The chancellor noted that "AJC was the first Jewish organization to seek contact with the recently founded Federal Republic of Germany" following the Holocaust, "the most terrible crime ever perpetrated against humanity."
"This willingness to engage in dialogue and seek reconciliation has long since developed into a close partnership" between Germany and AJC, said Merkel. "I am exceptionally grateful to you for your tireless and diverse efforts to promote peace and interfaith understanding."
The chancellor spoke about "the responsibility" of the German government and people to remember the Jewish victims of the Holocaust, to actively combat antisemitism, and to support Israel. "In awareness of our responsibility, we are neither able nor willing to be neutral," she said.
"We are aware of our responsibility to remember the many millions of Jewish children, women and men who were robbed of their rights, persecuted and murdered by Germans during the Shoah," said Merkel. "And we are also aware of our responsibility to take resolute action against antisemitism in all its forms.
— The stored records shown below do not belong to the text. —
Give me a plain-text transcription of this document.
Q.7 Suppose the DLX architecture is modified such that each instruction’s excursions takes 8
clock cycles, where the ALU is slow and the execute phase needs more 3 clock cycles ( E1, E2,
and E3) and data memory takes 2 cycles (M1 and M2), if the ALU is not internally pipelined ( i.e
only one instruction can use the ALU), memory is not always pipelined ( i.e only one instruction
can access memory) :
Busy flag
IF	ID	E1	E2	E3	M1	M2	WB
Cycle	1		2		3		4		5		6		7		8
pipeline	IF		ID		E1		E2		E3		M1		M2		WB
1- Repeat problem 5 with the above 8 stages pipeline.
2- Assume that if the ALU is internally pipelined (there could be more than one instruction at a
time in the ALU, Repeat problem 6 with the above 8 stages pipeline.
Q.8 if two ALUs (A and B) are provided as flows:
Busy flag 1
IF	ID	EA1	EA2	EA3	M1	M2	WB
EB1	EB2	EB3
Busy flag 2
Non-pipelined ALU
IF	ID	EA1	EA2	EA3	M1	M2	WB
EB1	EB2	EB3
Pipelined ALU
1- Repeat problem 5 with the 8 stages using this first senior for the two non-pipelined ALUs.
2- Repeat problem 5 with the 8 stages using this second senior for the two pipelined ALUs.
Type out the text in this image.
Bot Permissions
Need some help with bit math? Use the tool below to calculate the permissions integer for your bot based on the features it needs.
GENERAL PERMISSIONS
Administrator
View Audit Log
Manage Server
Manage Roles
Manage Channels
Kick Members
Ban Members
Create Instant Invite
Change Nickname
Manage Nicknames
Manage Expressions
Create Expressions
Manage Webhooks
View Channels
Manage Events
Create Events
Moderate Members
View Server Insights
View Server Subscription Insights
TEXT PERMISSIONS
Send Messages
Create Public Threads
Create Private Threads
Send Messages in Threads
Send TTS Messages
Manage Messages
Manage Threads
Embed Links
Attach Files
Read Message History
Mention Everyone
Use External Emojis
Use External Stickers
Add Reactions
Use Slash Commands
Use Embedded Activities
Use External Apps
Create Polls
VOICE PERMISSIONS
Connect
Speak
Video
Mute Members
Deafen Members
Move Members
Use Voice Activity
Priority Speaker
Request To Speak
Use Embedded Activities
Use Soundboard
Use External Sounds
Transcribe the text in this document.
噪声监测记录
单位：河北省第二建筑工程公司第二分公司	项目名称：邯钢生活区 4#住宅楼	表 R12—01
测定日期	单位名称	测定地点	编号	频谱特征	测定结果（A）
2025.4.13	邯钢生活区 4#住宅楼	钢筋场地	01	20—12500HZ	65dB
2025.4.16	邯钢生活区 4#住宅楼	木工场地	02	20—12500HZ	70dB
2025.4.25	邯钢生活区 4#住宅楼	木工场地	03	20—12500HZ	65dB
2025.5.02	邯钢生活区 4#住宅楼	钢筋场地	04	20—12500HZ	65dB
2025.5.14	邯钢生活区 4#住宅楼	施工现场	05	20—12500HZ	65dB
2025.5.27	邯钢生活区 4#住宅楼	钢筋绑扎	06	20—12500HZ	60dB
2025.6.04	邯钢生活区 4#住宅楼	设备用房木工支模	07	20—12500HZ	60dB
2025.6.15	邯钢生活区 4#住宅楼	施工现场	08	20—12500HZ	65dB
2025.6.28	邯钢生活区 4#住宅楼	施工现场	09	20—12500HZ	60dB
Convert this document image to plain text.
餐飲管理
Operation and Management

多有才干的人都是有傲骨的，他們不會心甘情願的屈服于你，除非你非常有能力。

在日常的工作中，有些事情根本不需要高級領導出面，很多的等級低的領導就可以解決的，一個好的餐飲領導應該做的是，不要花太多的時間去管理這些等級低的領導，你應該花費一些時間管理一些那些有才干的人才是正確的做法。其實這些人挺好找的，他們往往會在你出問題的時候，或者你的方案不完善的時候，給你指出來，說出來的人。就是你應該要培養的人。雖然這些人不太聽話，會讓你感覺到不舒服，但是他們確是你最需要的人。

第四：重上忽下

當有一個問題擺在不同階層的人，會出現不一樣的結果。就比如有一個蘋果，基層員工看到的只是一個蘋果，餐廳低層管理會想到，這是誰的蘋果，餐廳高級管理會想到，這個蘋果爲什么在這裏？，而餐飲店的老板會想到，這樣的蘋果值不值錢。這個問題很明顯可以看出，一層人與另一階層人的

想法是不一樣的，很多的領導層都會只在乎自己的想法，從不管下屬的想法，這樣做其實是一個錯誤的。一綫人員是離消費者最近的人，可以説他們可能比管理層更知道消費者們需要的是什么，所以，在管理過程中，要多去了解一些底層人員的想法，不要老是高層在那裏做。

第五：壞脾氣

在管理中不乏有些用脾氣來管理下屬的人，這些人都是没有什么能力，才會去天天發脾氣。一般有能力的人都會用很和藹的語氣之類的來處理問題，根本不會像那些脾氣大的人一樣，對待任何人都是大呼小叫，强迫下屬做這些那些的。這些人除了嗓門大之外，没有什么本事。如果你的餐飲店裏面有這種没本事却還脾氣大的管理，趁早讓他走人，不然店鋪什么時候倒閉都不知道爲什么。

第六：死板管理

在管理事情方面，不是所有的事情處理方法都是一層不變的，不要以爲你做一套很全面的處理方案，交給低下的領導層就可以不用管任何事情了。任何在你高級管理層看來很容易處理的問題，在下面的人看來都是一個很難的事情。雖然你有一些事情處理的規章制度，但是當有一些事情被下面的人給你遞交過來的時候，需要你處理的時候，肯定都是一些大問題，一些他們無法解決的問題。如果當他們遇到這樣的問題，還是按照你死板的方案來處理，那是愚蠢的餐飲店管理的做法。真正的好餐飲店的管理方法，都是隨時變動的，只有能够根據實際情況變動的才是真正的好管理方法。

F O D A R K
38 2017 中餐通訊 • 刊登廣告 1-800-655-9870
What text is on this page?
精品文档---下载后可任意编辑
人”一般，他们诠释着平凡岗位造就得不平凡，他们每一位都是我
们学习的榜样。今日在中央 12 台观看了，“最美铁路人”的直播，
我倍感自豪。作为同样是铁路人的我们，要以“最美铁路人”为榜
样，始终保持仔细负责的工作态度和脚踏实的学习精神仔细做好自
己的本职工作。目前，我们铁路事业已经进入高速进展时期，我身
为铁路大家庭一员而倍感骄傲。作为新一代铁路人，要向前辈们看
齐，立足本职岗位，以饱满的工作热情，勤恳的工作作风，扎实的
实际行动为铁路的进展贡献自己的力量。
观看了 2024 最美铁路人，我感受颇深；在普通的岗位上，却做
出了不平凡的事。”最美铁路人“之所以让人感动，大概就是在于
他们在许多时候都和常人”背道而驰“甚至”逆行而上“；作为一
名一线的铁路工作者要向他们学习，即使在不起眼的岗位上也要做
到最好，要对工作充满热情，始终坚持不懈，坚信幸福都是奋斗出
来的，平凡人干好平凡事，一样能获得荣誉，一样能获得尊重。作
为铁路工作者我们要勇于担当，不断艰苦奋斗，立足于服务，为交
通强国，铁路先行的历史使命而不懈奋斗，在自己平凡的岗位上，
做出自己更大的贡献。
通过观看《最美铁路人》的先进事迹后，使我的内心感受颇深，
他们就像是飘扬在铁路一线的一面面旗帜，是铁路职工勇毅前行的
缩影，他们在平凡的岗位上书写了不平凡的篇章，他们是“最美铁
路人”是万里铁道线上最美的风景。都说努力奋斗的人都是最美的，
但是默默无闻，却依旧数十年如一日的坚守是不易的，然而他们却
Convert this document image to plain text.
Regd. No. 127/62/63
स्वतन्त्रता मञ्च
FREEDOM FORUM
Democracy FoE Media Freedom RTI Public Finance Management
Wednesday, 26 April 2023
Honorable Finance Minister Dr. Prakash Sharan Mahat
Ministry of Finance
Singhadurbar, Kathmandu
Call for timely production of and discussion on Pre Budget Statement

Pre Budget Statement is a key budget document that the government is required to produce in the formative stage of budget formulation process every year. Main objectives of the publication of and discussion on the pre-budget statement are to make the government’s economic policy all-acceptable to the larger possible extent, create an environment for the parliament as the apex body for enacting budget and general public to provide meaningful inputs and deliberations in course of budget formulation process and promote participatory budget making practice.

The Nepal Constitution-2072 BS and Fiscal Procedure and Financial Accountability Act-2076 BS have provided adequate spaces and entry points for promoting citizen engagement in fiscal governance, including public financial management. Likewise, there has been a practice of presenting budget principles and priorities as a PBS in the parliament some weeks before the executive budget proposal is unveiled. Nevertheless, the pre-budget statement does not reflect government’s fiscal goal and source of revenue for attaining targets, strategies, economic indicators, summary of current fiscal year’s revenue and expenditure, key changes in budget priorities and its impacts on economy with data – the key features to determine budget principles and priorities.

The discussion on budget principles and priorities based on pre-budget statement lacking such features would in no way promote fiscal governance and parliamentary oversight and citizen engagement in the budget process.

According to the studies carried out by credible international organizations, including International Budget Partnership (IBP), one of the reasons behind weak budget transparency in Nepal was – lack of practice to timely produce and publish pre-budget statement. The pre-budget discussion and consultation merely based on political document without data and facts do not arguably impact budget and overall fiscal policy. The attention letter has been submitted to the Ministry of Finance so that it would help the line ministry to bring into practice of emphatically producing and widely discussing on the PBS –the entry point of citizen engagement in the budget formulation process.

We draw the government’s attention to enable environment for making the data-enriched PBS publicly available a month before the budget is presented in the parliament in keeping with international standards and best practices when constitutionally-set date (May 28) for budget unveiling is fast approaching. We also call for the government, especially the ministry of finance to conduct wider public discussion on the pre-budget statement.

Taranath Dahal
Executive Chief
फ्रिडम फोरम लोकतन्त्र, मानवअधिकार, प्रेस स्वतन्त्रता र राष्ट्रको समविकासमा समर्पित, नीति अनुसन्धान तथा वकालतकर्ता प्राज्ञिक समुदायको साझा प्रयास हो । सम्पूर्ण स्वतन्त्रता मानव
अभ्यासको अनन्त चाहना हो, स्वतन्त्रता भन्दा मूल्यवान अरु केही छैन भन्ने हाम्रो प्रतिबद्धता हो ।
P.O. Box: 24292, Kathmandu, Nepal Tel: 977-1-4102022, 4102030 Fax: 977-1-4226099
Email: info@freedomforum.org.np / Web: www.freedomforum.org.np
I see this as part of our national ethos."
Merkel emphasized that "Jews should feel free and safe in Germany, they should be able to practice their faith and culture openly."
Despicable acts such as the Yom Kippur attack on the synagogue in Halle last October "target the very heart of our democracy," she said. "The government and civil society must do everything in our power to counteract such bigots."
Turning to Germany's close ties to Israel, Merkel declared that "standing up for Israel's security is non-negotiable."
In conclusion, Merkel spoke about German responsibility in the face of history. "We cannot allow ourselves to waiver in our endeavors to foster security, active democracy and human rights, both here in Germany and around the world," she said.
This is the second time that Chancellor Merkel addressed an AJC Global Forum. The first time was in 2006, alongside U.S. President George W. Bush and UN Secretary General Kofi Annan, to mark AJC's centennial anniversary. In 2010, AJC honored Chancellor Merkel with its prestigious Light Unto the Nations Award, at a ceremony in Berlin. There have also been several private meetings between the German leader and AJC delegations since she became Chancellor in 2005.